Their persuasions [addressed to Helen] by means of fictions are innumerable; for if everyone had recollection of the past, knowledge of the present, and foreknowledge of the future, the power of speech would not be so great. But as it is, when men can neither remember the past nor observe the present nor prophesy the future, deception is easy; so that most men offer opinion as advice to the soul. But opinion, being unreliable, involves those who accept it in equally uncertain fortunes.

Thus, persuasion by speech is equivalent to abduction by force, as she was compelled to agree to what was said, and consent to what was done. It was therefore the persuader, not Helen, who did wrong and should be blamed.

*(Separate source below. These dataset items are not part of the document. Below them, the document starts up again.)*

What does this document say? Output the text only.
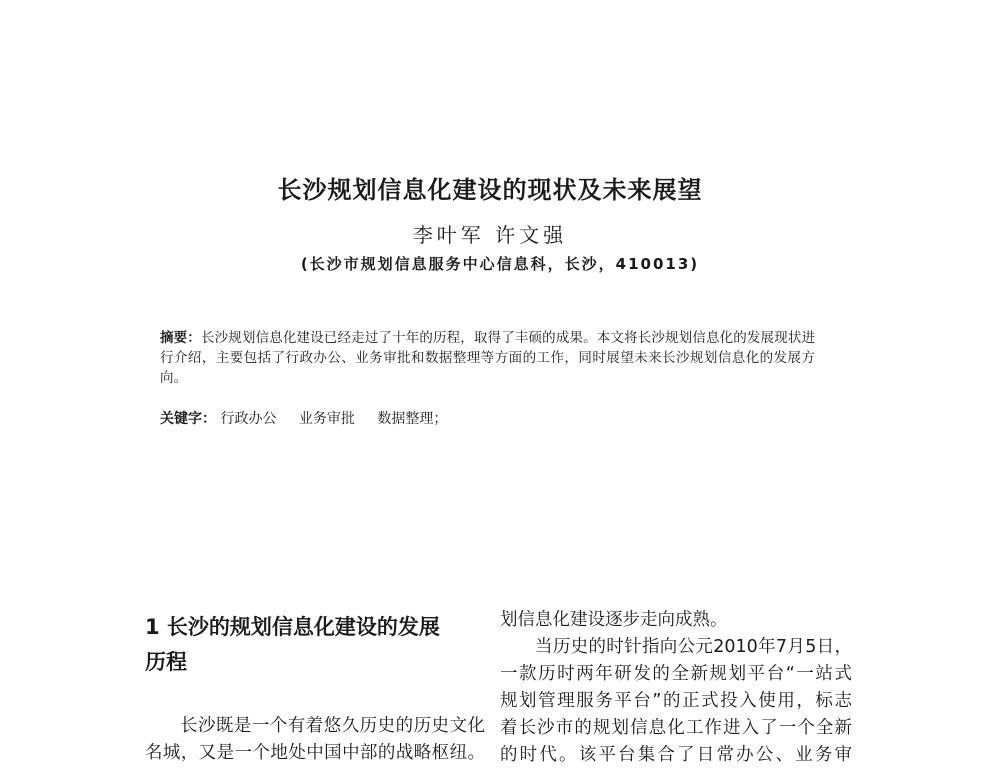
长沙规划信息化建设的现状及未来展望
李叶军 许文强
(长沙市规划信息服务中心信息科，长沙，410013)
摘要：长沙规划信息化建设已经走过了十年的历程，取得了丰硕的成果。本文将长沙规划信息化的发展现状进行介绍，主要包括了行政办公、业务审批和数据整理等方面的工作，同时展望未来长沙规划信息化的发展方向。
关键字： 行政办公 业务审批 数据整理；
1 长沙的规划信息化建设的发展
历程
长沙既是一个有着悠久历史的历史文化
名城，又是一个地处中国中部的战略枢纽。
划信息化建设逐步走向成熟。
当历史的时针指向公元2010年7月5日，
一款历时两年研发的全新规划平台“一站式
规划管理服务平台”的正式投入使用，标志
着长沙市的规划信息化工作进入了一个全新
的时代。该平台集合了日常办公、业务审
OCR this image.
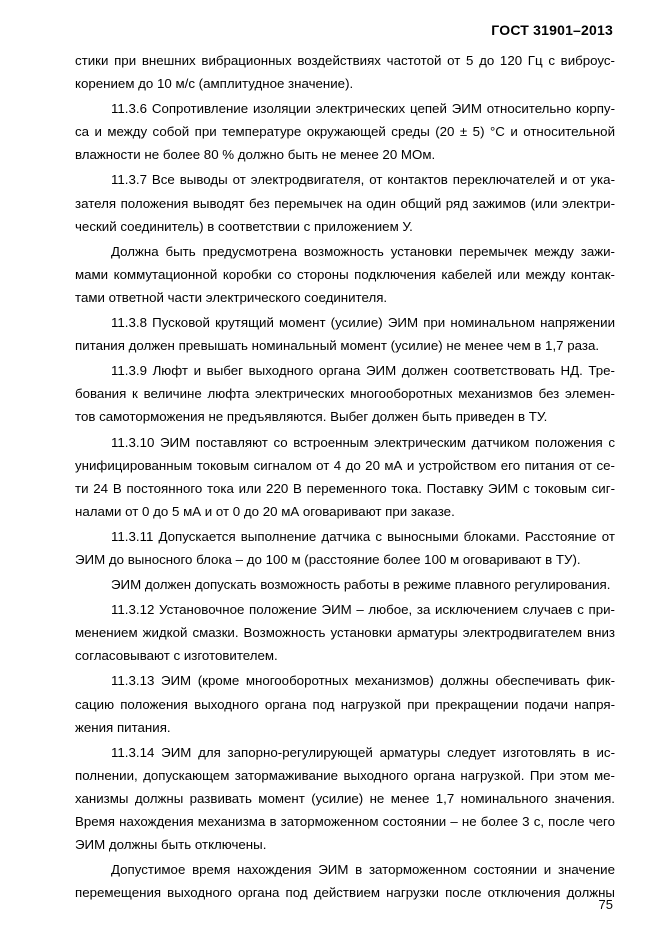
ГОСТ 31901–2013
стики при внешних вибрационных воздействиях частотой от 5 до 120 Гц с виброус-
корением до 10 м/с (амплитудное значение).
11.3.6 Сопротивление изоляции электрических цепей ЭИМ относительно корпу-
са и между собой при температуре окружающей среды (20 ± 5) °С и относительной
влажности не более 80 % должно быть не менее 20 МОм.
11.3.7 Все выводы от электродвигателя, от контактов переключателей и от ука-
зателя положения выводят без перемычек на один общий ряд зажимов (или электри-
ческий соединитель) в соответствии с приложением У.
Должна быть предусмотрена возможность установки перемычек между зажи-
мами коммутационной коробки со стороны подключения кабелей или между контак-
тами ответной части электрического соединителя.
11.3.8 Пусковой крутящий момент (усилие) ЭИМ при номинальном напряжении
питания должен превышать номинальный момент (усилие) не менее чем в 1,7 раза.
11.3.9 Люфт и выбег выходного органа ЭИМ должен соответствовать НД. Тре-
бования к величине люфта электрических многооборотных механизмов без элемен-
тов самоторможения не предъявляются. Выбег должен быть приведен в ТУ.
11.3.10 ЭИМ поставляют со встроенным электрическим датчиком положения с
унифицированным токовым сигналом от 4 до 20 мА и устройством его питания от се-
ти 24 В постоянного тока или 220 В переменного тока. Поставку ЭИМ с токовым сиг-
налами от 0 до 5 мА и от 0 до 20 мА оговаривают при заказе.
11.3.11 Допускается выполнение датчика с выносными блоками. Расстояние от
ЭИМ до выносного блока – до 100 м (расстояние более 100 м оговаривают в ТУ).
ЭИМ должен допускать возможность работы в режиме плавного регулирования.
11.3.12 Установочное положение ЭИМ – любое, за исключением случаев с при-
менением жидкой смазки. Возможность установки арматуры электродвигателем вниз
согласовывают с изготовителем.
11.3.13 ЭИМ (кроме многооборотных механизмов) должны обеспечивать фик-
сацию положения выходного органа под нагрузкой при прекращении подачи напря-
жения питания.
11.3.14 ЭИМ для запорно-регулирующей арматуры следует изготовлять в ис-
полнении, допускающем затормаживание выходного органа нагрузкой. При этом ме-
ханизмы должны развивать момент (усилие) не менее 1,7 номинального значения.
Время нахождения механизма в заторможенном состоянии – не более 3 с, после чего
ЭИМ должны быть отключены.
Допустимое время нахождения ЭИМ в заторможенном состоянии и значение
перемещения выходного органа под действием нагрузки после отключения должны
75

That persuasion, when added to speech, can also make any impression it wishes on the soul, can be shown, firstly, from the arguments of the soothsayers, who by removing one opinion and implanting another, cause what is incredible and invisible to appear before the eyes of the mind; secondly, from legal contests, in which a speech can sway and persuade a crowd, by the skill of its composition, not by the truth of its statements; thirdly, from the philosophical debates, in which quickness of thought is shown easily altering opinion.

The power of speech over the constitution of the soul can be compared with the effect of drugs on the state of the body: just as drugs by driving out different humors from the body can put an end either to the disease or to life, so with speech: different words can induce grief, pleasure or fear; or again, by means of a harmful kind of persuasion, words can drug and bewitch the soul.